The main objective of a functional safety assessment (FSA) is to demonstrate compliance with related IEC functional safety standards through an independent assessment of the development process. Hence, the FSA process is a fundamental tool to ensure that the Safety Instrumented System (SIS) fulfills its requirements as an active barrier to reduce the risk to acceptable levels. At least one FSA is typically required during a project phase. Nevertheless, it is highly recommended to perform at least 2 FSAs in order to anticipate potential non-conformances in due time.

The FSA team shall have some degree of independence to the project team. The degree of independence is dependent on the safety integrity level (SIL) of the functions being engineered. It is, however, normal to select external companies, such as ourselves, to perform FSAs due to specific expertise in this field combined with total independence.

An FSA stage 3 is performed prior to the start-up of operations. It shall cover the whole process with more or less detail depending if previous FSAs were performed. In this case, an FSA 1 had been performed so the focus was on FSA 2 and FSA 3 SIS lifecycle phases. Namely design and engineering phase and mostly on operation readiness of the SIS.

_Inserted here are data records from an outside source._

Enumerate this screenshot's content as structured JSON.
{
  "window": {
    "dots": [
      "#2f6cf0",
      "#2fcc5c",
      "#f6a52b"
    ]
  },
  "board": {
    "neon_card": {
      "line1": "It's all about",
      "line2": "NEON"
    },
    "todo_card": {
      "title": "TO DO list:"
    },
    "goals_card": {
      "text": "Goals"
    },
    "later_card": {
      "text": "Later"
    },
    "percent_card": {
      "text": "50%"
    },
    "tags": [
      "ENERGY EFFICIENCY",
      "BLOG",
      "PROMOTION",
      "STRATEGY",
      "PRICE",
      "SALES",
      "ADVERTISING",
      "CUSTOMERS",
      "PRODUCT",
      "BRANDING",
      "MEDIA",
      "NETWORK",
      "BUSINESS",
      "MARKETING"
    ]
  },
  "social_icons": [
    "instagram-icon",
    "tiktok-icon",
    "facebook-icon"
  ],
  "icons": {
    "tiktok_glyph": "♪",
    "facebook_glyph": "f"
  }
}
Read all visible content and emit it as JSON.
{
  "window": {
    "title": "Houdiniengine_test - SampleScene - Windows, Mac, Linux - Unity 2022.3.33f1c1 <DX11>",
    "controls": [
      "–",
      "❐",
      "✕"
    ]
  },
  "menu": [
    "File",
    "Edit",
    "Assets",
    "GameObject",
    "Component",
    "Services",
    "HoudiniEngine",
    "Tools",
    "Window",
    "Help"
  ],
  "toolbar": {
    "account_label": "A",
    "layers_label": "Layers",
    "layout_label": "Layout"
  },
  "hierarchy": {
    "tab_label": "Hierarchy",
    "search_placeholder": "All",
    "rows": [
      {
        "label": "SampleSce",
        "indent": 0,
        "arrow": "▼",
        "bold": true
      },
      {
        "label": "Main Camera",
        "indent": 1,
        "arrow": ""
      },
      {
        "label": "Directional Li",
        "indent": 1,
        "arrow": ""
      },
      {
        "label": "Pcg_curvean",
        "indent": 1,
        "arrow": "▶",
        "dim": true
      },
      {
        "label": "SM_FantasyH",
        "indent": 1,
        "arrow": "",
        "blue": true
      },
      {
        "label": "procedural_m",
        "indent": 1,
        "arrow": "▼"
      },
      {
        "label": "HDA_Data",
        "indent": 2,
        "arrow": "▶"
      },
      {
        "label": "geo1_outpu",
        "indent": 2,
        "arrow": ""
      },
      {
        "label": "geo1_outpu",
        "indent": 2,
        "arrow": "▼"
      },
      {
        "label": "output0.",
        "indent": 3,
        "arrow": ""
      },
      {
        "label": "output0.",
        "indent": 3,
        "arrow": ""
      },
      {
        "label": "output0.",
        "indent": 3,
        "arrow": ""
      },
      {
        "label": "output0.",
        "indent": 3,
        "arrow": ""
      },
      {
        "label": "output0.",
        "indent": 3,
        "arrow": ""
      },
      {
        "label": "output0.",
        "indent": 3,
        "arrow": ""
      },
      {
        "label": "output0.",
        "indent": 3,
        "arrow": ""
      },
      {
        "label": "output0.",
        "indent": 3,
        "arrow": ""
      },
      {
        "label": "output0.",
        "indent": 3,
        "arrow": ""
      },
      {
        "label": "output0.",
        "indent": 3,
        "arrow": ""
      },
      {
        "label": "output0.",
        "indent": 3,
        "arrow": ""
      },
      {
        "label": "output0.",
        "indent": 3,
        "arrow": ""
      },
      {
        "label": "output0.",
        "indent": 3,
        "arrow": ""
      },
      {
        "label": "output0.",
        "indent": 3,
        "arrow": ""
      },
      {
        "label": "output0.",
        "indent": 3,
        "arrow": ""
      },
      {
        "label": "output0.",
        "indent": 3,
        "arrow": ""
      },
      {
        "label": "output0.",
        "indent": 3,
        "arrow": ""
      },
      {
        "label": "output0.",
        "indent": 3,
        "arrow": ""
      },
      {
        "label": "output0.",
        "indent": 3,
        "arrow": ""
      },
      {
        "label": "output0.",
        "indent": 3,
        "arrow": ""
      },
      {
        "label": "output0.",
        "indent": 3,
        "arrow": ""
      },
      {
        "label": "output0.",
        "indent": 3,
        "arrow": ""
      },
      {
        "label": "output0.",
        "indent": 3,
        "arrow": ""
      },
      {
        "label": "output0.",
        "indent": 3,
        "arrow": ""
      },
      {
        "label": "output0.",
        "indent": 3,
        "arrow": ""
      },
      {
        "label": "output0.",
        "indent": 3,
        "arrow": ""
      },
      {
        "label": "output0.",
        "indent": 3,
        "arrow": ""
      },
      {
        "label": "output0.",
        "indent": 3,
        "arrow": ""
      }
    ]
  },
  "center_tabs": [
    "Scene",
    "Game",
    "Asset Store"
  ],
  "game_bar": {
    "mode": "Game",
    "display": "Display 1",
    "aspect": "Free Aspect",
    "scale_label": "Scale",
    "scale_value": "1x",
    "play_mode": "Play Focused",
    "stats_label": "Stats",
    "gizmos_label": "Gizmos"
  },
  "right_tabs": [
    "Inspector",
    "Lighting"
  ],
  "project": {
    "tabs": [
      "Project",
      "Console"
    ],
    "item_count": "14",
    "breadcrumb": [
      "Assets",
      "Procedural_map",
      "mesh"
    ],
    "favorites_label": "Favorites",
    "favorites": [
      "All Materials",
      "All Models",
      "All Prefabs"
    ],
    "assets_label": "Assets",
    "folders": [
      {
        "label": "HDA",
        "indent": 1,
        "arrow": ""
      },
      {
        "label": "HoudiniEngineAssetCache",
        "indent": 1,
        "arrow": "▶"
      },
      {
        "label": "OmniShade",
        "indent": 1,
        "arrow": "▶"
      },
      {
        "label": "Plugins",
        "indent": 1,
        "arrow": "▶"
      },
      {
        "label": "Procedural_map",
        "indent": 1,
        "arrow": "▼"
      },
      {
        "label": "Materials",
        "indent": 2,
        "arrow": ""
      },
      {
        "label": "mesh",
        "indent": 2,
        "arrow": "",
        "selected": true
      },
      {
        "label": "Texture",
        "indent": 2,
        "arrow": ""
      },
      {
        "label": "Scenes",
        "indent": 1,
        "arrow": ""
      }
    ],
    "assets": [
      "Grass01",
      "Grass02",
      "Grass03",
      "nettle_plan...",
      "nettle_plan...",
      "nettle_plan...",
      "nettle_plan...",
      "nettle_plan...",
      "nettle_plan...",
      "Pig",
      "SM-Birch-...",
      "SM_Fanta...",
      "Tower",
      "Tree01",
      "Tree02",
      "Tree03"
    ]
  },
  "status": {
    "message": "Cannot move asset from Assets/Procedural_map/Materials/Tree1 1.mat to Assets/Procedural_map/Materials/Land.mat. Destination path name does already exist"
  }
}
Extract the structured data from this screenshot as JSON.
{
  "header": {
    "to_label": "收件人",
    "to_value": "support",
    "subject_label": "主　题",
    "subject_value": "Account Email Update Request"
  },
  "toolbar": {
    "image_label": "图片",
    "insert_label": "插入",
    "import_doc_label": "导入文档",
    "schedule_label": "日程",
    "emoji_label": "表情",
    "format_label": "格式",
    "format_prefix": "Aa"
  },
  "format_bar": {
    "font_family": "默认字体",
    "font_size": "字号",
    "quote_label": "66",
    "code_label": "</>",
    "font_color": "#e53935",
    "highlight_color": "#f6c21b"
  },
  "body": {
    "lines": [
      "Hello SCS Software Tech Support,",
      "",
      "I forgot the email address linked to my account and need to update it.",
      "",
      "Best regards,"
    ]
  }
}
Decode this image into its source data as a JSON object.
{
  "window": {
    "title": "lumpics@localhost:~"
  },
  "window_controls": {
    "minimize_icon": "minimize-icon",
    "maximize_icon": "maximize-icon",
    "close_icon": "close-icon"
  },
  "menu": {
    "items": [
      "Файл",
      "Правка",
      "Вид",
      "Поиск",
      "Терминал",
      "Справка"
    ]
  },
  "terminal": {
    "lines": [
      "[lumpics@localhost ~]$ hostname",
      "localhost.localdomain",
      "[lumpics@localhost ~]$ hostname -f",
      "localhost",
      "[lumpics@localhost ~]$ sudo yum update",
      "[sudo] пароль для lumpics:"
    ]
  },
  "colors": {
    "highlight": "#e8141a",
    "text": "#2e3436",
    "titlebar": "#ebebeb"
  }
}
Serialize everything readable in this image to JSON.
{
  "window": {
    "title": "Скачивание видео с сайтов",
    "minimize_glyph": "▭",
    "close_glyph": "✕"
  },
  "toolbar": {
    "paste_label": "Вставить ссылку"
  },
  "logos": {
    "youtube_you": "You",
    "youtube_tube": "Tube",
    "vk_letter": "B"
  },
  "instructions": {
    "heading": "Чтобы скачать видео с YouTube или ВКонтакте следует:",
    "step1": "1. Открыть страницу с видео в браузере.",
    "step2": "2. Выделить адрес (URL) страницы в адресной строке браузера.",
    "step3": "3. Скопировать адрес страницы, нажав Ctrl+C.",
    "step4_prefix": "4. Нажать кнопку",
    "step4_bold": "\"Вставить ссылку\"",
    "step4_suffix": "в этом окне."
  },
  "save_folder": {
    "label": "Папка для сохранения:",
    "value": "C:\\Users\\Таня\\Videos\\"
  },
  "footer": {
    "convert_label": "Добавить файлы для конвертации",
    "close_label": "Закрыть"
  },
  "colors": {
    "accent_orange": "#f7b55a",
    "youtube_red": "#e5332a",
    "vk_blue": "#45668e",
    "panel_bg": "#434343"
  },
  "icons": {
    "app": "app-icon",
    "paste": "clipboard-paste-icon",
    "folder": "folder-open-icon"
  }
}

Generally, installation, commissioning and validation of the SIS appeared to be properly planned during the FSA. The signed commissioning procedures and commissioning preparation check records confirmed that the SIS was installed and commissioned in accordance with these procedures. The day-to-day operations of the SIS, including testing and maintenance, is to be handled by the existing team and within the existing systems. Hence, the modification would not, in itself, introduce any changes towards how the SIS is operated, tested and maintained. Minor findings, recommendations and lessons learned were the outcomes of this assessment. No major findings, that could potentially lead to operational delays, were identified.